What you need, it sounds like, is HA, however that is achieved. The lesson here, I think, it thinking (and speaking) at a goal level. Specifying a SAN or a cluster or whatever is a technical underpinning that is probably good for you to understand, but it is not what you care about. You don't care how HA is achieved, you care that the result is HA. If we stick at the goal level, you can hold all the parties accountable to the goal and you can ensure that you are on the same page. Specify a SAN and you might mean one thing, they might assume another and the words might mean something different altogether.
-
So the structure I would use here is....
You make specifications to the architect at the goal level.
Architect designs something to meet the goal.
Architect tells vendor the parts to deliver.
Vendor verifies and recommends changes based on unknown factors.
-
@scottalanmiller said:
So the structure I would use here is....
You make specifications to the architect at the goal level.
Architect designs something to meet the goal.
Architect tells vendor the parts to deliver.
Vendor verifies and recommends changes based on unknown factors.
I definitely agree with your last two posts. For us, our architect happened to be a member of our vendor's storage team. For us, we didn't know what all was out there, and they had the resources to tell us what products were out there that met the goal we specified.
I really like the comment about being goal oriented. That probably would not have changed our decision much, but would have definitely shortened our research times.
-
@dafyre said:
I definitely agree with your last two posts. For us, our architect happened to be a member of our vendor's storage team. For us, we didn't know what all was out there, and they had the resources to tell us what products were out there that met the goal we specified.
Vendors can't be architects. Their team is exclusively sales people, always. If you are paid via sales, you are a sales person. No vendor has architectural resources for you. They have architectural resources for them.
-
@scottalanmiller I can see your point, after all their team is designed to make the most money for their company and all of that. Maybe we were just lucky and things worked out good. 8-)
It was a good learning experience for all of us involved on our side of the team. And fortunatley for us, we had an excellent experience with the product and support, so we always considered that a win.
Edit: Maybe not the cheapest win. But still a win.
-
@dafyre said:
@scottalanmiller I can see your point, after all their team is designed to make the most money for their company and all of that. Maybe we were just lucky and things worked out good. 8-)
How have you determined that they worked out well? This is one of the questions that I always ask teams doing a post mortem like this. What was the criteria for success? Was the process fast, efficient and did it result in a cost effective solution that met business needs and was the best one to do so? In many cases what we find is that people define "cost effective" as " within budget" which are very different things and it covers up overspending and "meets business needs" as ignoring the key criteria of "best option".
Are you reasonably confident that there wasn't a solution at half the cost that was faster and safer?
-
@dafyre said:
Edit: Maybe not the cheapest win. But still a win.

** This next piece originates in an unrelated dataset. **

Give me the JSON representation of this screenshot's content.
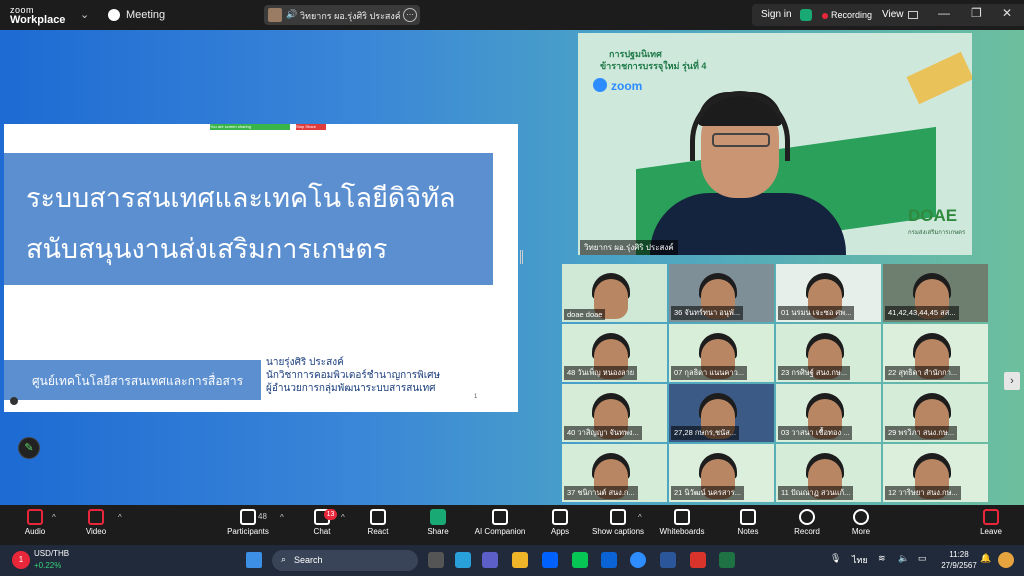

From a business perspective (goal level), how is that a win? Sounds like a loss, right? Isn't the goal to get the best solution for the cost?
-
That depends, of course, if the cost different is 1% or 90%. Spending lots of time researching a better solution to shave off a few dollars is probably a bad idea. But I often see overspending on these projects in the 400% or higher range. Enormous numbers, not little ones.
What is surprising is how often the cheap solution (maybe 20% the assumed cost) is also the more reliable one.
-
@scottalanmiller said:
Are you reasonably confident that there wasn't a solution at half the cost that was faster and safer?
Fast, Cheap, Reliable... Pick two.... We wound up with relatively fast and reliable. It wasn't the cheapest solution, but it was built and maintained by a company we trusted. It also, however, wasn't the most expensive solution either.
@scottalanmiller said:
From a business perspective (goal level), how is that a win? Sounds like a loss, right? Isn't the goal to get the best solution for the cost?
At the time, and for what we were looking for, that was one of the solutions that offered most of the features we were looking for (including HA)... I would change your final question to "Isn't the goal to get the best solution for the value?" ... to which (like cost), the obvious answer is yes. But as (I think) you have mentioned elsewhere, cost does not necessarily equal value.
Some of the other storage vendors we looked at did not offer some of the features that we requested at the same price point as the LeftHand in the same price tier. So it is a Win in terms of value. Never once did I have to do a complete restore from backups because the storage cluster completely died. (And we did suffer from entire node failures, but the rest of the campus never noticed as the storage cluster's HA performed as expected).
@scottalanmiller said:
That depends, of course, if the cost different is 1% or 90%.
This is true. We weren't trying to penny pinch to save $500 or $1000... The price differences in products we looked at were between $5,000 and $10,000.... so between 15 and 30 percent difference between the most expensive and the solution that we followed through with.
<maybe we should have done a separate thread, lol.>
There's a longer story that goes with why we went with a SAN... Maybe I'll make a new topic and copy our last few responses from this thread... 8-)